LASIGE, Faculdade de Ciências, Universidade de Lisboa, Lisboa, Portugal.
J Biomed Semantics. 2023 Aug 14;14(1):11. doi: 10.1186/s13326-023-00291-x.
Predicting gene-disease associations typically requires exploring diverse sources of information as well as sophisticated computational approaches. Knowledge graph embeddings can help tackle these challenges by creating representations of genes and diseases based on the scientific knowledge described in ontologies, which can then be explored by machine learning algorithms. However, state-of-the-art knowledge graph embeddings are produced over a single ontology or multiple but disconnected ones, ignoring the impact that considering multiple interconnected domains can have on complex tasks such as gene-disease association prediction.
We propose a novel approach to predict gene-disease associations using rich semantic representations based on knowledge graph embeddings over multiple ontologies linked by logical definitions and compound ontology mappings.

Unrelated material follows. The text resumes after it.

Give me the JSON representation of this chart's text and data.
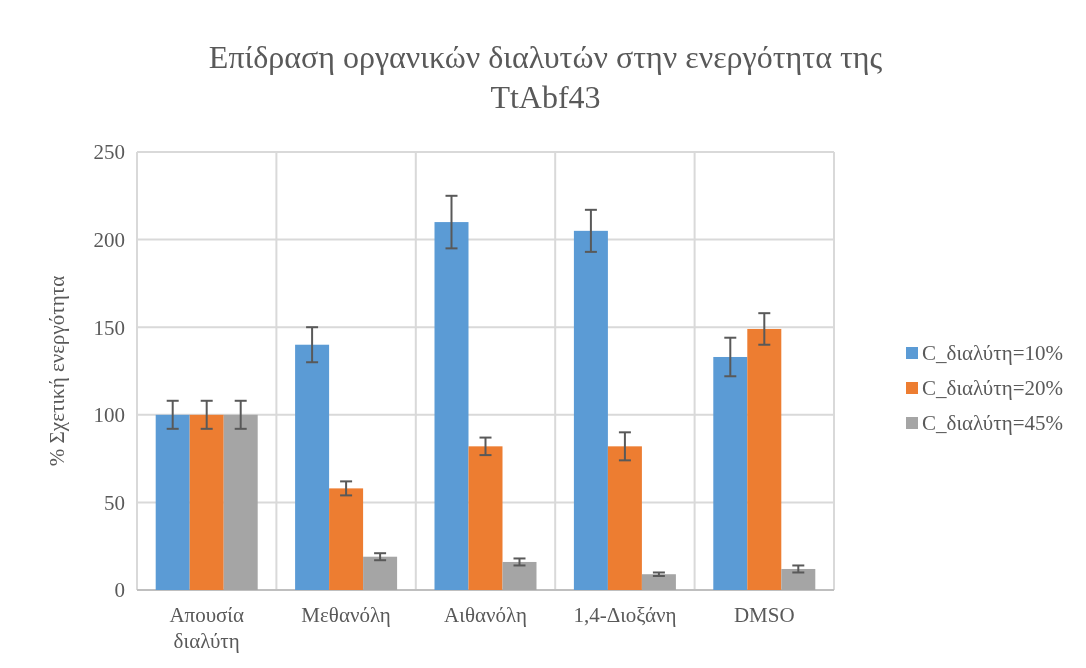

The experiments showed that considering richer knowledge graphs significantly improves gene-disease prediction and that different knowledge graph embeddings methods benefit more from distinct types of semantic richness.
This work demonstrated the potential for knowledge graph embeddings across multiple and interconnected biomedical ontologies to support gene-disease prediction. It also paved the way for considering other ontologies or tackling other tasks where multiple perspectives over the data can be beneficial. All software and data are freely available.
预测基因-疾病关联通常需要探索多种信息源和复杂的计算方法。知识图嵌入可以通过基于本体描述的科学知识为基因和疾病创建表示,然后通过机器学习算法进行探索,从而帮助解决这些挑战。然而,最先进的知识图嵌入是在单个本体或多个但不连接的本体上生成的,忽略了考虑多个互联领域对复杂任务(如基因-疾病关联预测)的影响。
我们提出了一种使用基于多个本体的知识图嵌入的丰富语义表示来预测基因-疾病关联的新方法,这些本体通过逻辑定义和复合本体映射链接在一起。实验表明,考虑更丰富的知识图谱可以显著提高基因-疾病预测的准确性,并且不同的知识图嵌入方法从不同类型的语义丰富度中获益更多。
这项工作证明了在多个互联的生物医学本体上使用知识图嵌入来支持基因-疾病预测的潜力。它还为考虑其他本体或处理其他可以从数据的多个角度受益的任务铺平了道路。所有软件和数据均可免费获得。